Agentic Primitives
Forge-cli's staged pipeline is built from a small set of reusable primitives that any new agent or external observer can compose. This page is the operator + contributor reference for each one.
Audience: Contributors building a new staged agent, operators debugging unexpected pipeline behavior, integrators wiring an external observability dashboard.
The seven primitives
| Primitive | Module | Purpose |
|---|---|---|
StageSession | fluid_build.copilot.agents.base | Per-run shared state passed to every agent |
Scratchpad | fluid_build.copilot.scratchpad | Typed inter-agent shared state (critic findings, RAG retrievals, stage feedback) |
EventBus | fluid_build.copilot.events | In-process pub/sub for run-level signals |
RunCostTracker | fluid_build.copilot.cost | Token / cost / per-agent attribution |
CriticAgent | fluid_build.copilot.agents.critic_agent | Heuristic reviewer between staged outputs |
ConformanceAgent | fluid_build.copilot.agents.conformance_agent | Pre-emit lint against Fluid + OSI + ODCS / DCS readiness |
retrieve_similar_models | fluid_build.copilot.retrieval | RAG helper against memory/semantic |
StageSession
The session object every agent receives. Carries the store, LLM config, capability matrix, scratchpad, and metadata flags (fallback_used, repair_used, tiered, no_cache).
from fluid_build.copilot.agents.base import StageSession
from fluid_build.copilot.store.backends.file import FileBackend
session = StageSession(
store=FileBackend(root="~/.fluid/store", workspace_root="."),
llm_config=...,
active_provider="anthropic",
)
# Lazy scratchpad accessor — never construct directly.
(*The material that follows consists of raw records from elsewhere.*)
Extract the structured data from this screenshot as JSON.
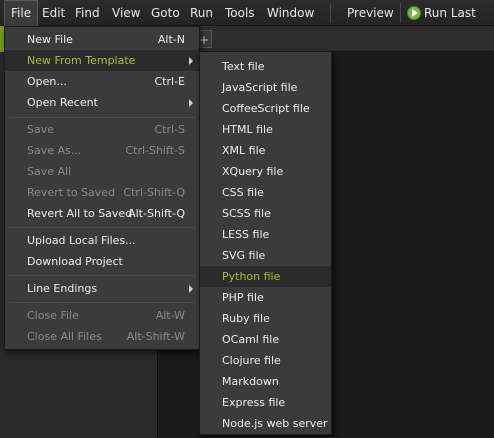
{
  "menubar": {
    "items": [
      "File",
      "Edit",
      "Find",
      "View",
      "Goto",
      "Run",
      "Tools",
      "Window"
    ],
    "preview": "Preview",
    "run_last": "Run Last",
    "active": "File"
  },
  "tabstrip": {
    "add_label": "+"
  },
  "file_menu": {
    "items": [
      {
        "label": "New File",
        "shortcut": "Alt-N",
        "enabled": true
      },
      {
        "label": "New From Template",
        "shortcut": "",
        "submenu": true,
        "highlighted": true
      },
      {
        "label": "Open...",
        "shortcut": "Ctrl-E",
        "enabled": true
      },
      {
        "label": "Open Recent",
        "shortcut": "",
        "submenu": true
      },
      {
        "label": "Save",
        "shortcut": "Ctrl-S",
        "enabled": false
      },
      {
        "label": "Save As...",
        "shortcut": "Ctrl-Shift-S",
        "enabled": false
      },
      {
        "label": "Save All",
        "shortcut": "",
        "enabled": false
      },
      {
        "label": "Revert to Saved",
        "shortcut": "Ctrl-Shift-Q",
        "enabled": false
      },
      {
        "label": "Revert All to Saved",
        "shortcut": "Alt-Shift-Q",
        "enabled": true
      },
      {
        "label": "Upload Local Files...",
        "shortcut": "",
        "enabled": true
      },
      {
        "label": "Download Project",
        "shortcut": "",
        "enabled": true
      },
      {
        "label": "Line Endings",
        "shortcut": "",
        "submenu": true
      },
      {
        "label": "Close File",
        "shortcut": "Alt-W",
        "enabled": false
      },
      {
        "label": "Close All Files",
        "shortcut": "Alt-Shift-W",
        "enabled": false
      }
    ]
  },
  "template_menu": {
    "items": [
      "Text file",
      "JavaScript file",
      "CoffeeScript file",
      "HTML file",
      "XML file",
      "XQuery file",
      "CSS file",
      "SCSS file",
      "LESS file",
      "SVG file",
      "Python file",
      "PHP file",
      "Ruby file",
      "OCaml file",
      "Clojure file",
      "Markdown",
      "Express file",
      "Node.js web server"
    ],
    "highlighted": "Python file"
  },
  "colors": {
    "accent": "#a8c31d",
    "menu_bg": "#3b3b3b",
    "highlight_bg": "#2b2b2b",
    "run_icon": "#7cb63b"
  }
}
scratchpad = session.get_scratchpad()
Key invariants:
active_provideris set automatically fromllm_config.provideron construction. The coordinator asserts every staged call's resolved provider matchesactive_provider— single-provider-per-run.capability_matrixis a free-form dict that flows through the cache key. Flipping any flag (extended thinking, RAG limit, prompt-cache mode) invalidates the cache cleanly.record_fallback()/record_repair()capture pipeline events for the audit trail without coupling agents to the recorder.
Scratchpad
Typed shared state for inter-agent signal passing. The agentic backbone for v1.5+. Lives on session.scratchpad; lazy-created on first session.get_scratchpad() call.
Slots
| Slot | Type | Used by |
|---|---|---|
critic_findings | list[CriticFinding] | CriticAgent writes; modeler / builder read |
retrievals | list[RetrievalResult] | retrieve_similar_models writes; modeler reads |
feedback | list[StageFeedback] | Coordinator validator writes; rerun path reads |
raw | dict[str, Any] | Free-form ad-hoc slots |
Reading
from fluid_build.copilot.scratchpad import CriticFinding, StageFeedback
# Critic findings addressed to a specific stage:
findings = scratchpad.critic_findings_for_stage("logical")
errors = [f for f in findings if f.severity == "error"]
# Validator feedback for the next builder run:
feedback = scratchpad.feedback_for_stage("builder")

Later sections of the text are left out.